A spin-off of the popular ABC television show Castle, Heat Wave tells the story of a New York real estate tycoon who is murdered when he is thrown off the balcony of his penthouse apartment. During the investigation, Detective Nikki Heat has to take magazine reporter Jamieson Rook as a ride-along buddy. As the case unfolds, Heat and Rook not only have to untangle the twisted web of lies that led to the murder but also have to untangle the attraction that seems to be building between the two of them.
As a fan of the television show, I was hoping for more of the wit and humor that draws me to the show. I could see attempts to bring that wit and humor to the book, but the book fell flat for me. The book utilizes some elements from the television show (for instance, Rook is taken as a hostage in a manner similar to when Castle is taken as a hostage in the pilot), but they seem forced together and contrived. The trouble could be that in the show the elements are part of many different cases whereas in the book they are all part of one case. So it seems like too many for one story.
The mystery was nothing special. I had a pretty good idea of who did it early in the book, and I do not read a lot of mysteries. I think a big mystery fan would figure it out really early and be very disappointed.
The book characters do not live up to their counterparts in the television show. Where I find Richard Castle from the television show intelligent with enough screwball-ness to be funny; I find Jamison Rook to be cocky and annoying. I thought about this difference a lot because I know that these two characters shared many things, including experiences and reactions to those experiences. So why do they come off so differently for me? I think one reason is that the book is missing a character to fill the role of Richard Castle’s daughter, Alexis Castle. Castle’s relationship with his daughter does a lot to balance his character. Castle can be a know-it-all and braggart, but he can also be a caring and compassionate parent and friend. Jamison Rook has no way to show this other side to him, so he just comes off as annoying.
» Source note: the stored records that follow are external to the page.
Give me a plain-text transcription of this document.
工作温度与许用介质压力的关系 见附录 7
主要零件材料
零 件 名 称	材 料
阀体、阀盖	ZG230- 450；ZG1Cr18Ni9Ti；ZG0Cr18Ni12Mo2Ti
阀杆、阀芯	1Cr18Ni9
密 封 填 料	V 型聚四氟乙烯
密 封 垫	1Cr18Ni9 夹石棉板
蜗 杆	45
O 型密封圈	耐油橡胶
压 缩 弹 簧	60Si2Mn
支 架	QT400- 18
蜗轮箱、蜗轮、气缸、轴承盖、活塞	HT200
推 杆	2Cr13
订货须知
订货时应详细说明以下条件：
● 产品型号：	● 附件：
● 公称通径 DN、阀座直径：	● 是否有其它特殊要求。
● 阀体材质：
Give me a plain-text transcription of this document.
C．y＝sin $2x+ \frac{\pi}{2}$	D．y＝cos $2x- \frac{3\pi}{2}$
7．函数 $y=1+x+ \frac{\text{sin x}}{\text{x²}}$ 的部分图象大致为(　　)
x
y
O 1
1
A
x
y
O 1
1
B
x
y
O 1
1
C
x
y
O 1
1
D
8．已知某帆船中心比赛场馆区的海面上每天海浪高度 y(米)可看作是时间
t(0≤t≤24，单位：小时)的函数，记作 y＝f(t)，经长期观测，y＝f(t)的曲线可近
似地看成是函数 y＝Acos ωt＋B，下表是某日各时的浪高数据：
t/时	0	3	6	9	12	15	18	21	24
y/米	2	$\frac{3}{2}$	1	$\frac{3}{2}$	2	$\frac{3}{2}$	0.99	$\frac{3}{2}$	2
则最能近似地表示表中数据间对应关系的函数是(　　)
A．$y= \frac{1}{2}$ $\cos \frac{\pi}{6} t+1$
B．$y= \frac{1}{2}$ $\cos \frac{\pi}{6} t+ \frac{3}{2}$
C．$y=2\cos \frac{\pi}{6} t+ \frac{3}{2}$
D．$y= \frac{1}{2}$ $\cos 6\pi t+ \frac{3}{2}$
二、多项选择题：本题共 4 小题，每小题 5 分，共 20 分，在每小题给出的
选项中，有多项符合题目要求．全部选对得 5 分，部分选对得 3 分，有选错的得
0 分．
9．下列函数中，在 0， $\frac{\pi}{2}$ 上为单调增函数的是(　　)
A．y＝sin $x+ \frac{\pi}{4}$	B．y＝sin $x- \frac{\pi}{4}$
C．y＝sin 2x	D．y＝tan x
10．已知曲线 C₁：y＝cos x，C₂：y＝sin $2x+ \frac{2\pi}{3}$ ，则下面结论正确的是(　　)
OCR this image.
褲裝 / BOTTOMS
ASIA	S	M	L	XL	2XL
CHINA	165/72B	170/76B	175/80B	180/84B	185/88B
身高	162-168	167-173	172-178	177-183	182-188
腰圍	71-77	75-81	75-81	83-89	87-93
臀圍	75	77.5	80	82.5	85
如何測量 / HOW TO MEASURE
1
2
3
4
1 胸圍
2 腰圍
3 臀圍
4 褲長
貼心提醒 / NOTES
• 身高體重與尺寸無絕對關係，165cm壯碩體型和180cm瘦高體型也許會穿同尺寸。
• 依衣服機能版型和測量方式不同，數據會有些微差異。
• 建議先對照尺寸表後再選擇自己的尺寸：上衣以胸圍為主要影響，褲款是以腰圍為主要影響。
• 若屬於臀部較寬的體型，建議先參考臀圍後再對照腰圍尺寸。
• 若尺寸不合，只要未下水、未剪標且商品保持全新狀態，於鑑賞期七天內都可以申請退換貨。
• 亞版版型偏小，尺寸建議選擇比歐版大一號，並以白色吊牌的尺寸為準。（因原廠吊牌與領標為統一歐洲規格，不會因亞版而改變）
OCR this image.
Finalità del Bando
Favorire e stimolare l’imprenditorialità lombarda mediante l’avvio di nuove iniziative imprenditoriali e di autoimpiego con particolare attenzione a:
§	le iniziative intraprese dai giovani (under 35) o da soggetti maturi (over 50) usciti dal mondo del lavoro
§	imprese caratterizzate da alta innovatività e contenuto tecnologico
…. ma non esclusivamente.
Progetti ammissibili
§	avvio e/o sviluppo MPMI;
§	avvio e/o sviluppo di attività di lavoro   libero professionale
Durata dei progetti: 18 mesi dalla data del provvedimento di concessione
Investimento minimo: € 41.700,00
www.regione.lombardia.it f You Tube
I am torn as to whether I will read the next book in the series. Part of me wants to with the hope that it will get better and bring more of the charm of the television show to the page because I miss the show when it is in production. However, another part of me does not see that happening with how flat this book portrayed the characters, and I would hate to waste more of my time on a book that I feel so blah about in the end.
I recommend skipping this book and instead watching the television show.